Csaba Szepesvári works on reinforcement learning theory, creating and analyzing algorithms that learn efficiently and effectively while interacting with their environments in a sequential manner. He is particularly interested in problems when a machine continuously interacts with its environment while trying to discover autonomously a good way of interacting with it. These interactive online learning problems are studied in various disciplines, such as within control theory under the name "dual control", or within machine learning itself in the area of reinforcement learning. Specific topics of research include computationally efficient and effective online learning and planning in large Markov Decision Processes, or with batch data; new algorithms for multicriteria reinforcement learning; efficient optimization and planning algorithms; and policy performance certificates.

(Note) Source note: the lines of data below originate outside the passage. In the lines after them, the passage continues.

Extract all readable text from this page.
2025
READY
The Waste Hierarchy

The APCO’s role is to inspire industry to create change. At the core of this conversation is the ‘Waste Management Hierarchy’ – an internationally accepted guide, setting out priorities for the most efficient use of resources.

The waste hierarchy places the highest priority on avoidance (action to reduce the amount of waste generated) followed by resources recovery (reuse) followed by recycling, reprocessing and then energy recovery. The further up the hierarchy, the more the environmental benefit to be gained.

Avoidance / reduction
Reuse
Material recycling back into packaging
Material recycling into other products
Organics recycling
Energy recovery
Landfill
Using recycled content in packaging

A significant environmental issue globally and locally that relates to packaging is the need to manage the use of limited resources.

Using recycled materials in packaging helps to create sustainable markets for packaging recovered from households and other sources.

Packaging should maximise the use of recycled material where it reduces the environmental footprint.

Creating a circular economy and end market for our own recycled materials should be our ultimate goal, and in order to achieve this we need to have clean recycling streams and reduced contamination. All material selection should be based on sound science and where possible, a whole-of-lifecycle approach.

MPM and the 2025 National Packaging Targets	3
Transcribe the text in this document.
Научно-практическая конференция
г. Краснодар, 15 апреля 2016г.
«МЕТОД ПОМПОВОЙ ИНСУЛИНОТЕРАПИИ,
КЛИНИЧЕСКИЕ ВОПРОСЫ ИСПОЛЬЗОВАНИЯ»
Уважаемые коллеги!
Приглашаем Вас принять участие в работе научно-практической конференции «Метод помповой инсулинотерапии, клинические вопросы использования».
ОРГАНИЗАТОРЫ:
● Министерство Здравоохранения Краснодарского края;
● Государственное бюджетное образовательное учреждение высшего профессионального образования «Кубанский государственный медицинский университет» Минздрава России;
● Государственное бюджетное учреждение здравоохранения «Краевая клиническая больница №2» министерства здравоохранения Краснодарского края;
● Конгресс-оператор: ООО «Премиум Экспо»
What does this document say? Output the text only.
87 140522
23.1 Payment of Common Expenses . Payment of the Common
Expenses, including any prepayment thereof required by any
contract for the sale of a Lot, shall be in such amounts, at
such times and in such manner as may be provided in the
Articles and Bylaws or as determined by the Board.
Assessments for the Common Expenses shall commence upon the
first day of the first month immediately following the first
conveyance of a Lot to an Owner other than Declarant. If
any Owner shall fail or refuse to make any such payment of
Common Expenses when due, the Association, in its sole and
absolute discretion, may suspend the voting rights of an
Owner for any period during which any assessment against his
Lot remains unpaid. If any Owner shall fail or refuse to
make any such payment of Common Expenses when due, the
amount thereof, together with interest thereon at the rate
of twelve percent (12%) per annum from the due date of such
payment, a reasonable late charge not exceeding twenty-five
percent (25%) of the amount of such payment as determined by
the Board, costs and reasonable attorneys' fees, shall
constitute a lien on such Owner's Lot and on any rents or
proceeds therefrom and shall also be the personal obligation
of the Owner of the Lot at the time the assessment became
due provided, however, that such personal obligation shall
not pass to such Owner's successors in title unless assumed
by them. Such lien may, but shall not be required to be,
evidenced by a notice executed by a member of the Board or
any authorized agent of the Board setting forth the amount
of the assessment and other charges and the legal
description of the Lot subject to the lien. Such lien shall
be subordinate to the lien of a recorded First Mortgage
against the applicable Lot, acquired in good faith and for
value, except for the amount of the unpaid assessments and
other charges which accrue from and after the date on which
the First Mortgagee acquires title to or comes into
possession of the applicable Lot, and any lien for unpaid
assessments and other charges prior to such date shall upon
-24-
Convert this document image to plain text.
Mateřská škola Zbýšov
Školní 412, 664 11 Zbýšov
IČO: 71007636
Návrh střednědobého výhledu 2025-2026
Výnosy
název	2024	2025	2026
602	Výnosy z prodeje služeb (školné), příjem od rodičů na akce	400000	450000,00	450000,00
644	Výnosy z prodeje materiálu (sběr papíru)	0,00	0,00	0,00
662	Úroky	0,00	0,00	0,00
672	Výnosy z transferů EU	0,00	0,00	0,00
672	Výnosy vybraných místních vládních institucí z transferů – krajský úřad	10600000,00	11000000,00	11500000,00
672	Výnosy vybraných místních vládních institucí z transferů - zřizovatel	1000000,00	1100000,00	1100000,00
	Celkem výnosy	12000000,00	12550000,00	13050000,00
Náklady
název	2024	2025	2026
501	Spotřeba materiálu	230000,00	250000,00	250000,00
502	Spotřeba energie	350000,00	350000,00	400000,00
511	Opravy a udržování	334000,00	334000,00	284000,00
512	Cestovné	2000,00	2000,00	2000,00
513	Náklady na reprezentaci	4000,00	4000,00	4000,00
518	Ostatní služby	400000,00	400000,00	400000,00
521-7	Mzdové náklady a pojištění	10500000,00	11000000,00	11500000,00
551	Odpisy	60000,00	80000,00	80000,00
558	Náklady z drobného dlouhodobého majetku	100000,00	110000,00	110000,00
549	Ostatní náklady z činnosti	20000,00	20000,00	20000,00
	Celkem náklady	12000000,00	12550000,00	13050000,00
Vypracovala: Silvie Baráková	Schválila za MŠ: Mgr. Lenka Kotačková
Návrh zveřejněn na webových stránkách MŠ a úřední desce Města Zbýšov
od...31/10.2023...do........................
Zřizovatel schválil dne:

Csaba is a Fellow and Canada CIFAR AI Chair at Amii and a Professor in the Computing Science Department of the University of Alberta. He is a Senior Staff Research Scientist at DeepMind in Edmonton, AB, leading the Foundations team. He is the Associate Editor of Mathematics of Operations Research and the Action Editor of the Journal of Machine Learning Research. Csaba is a Senior Member of the Institute of Electrical and Electronics Engineers and a member of the American Association for Artificial Intelligence. Csaba’s publications have received awards and accolades from top conferences such as the International Conference on Machine Learning (ICML), the Conference on Uncertainty in AI, and the European Conference on Machine Learning and Principles and Practice of Knowledge Discovery in Databases (ECML/PKDD) where he received the Test of Time award in 2016. Csaba has co-authored more than 225 publications, including a book on Bandit Algorithms, which was released in the summer of 2020.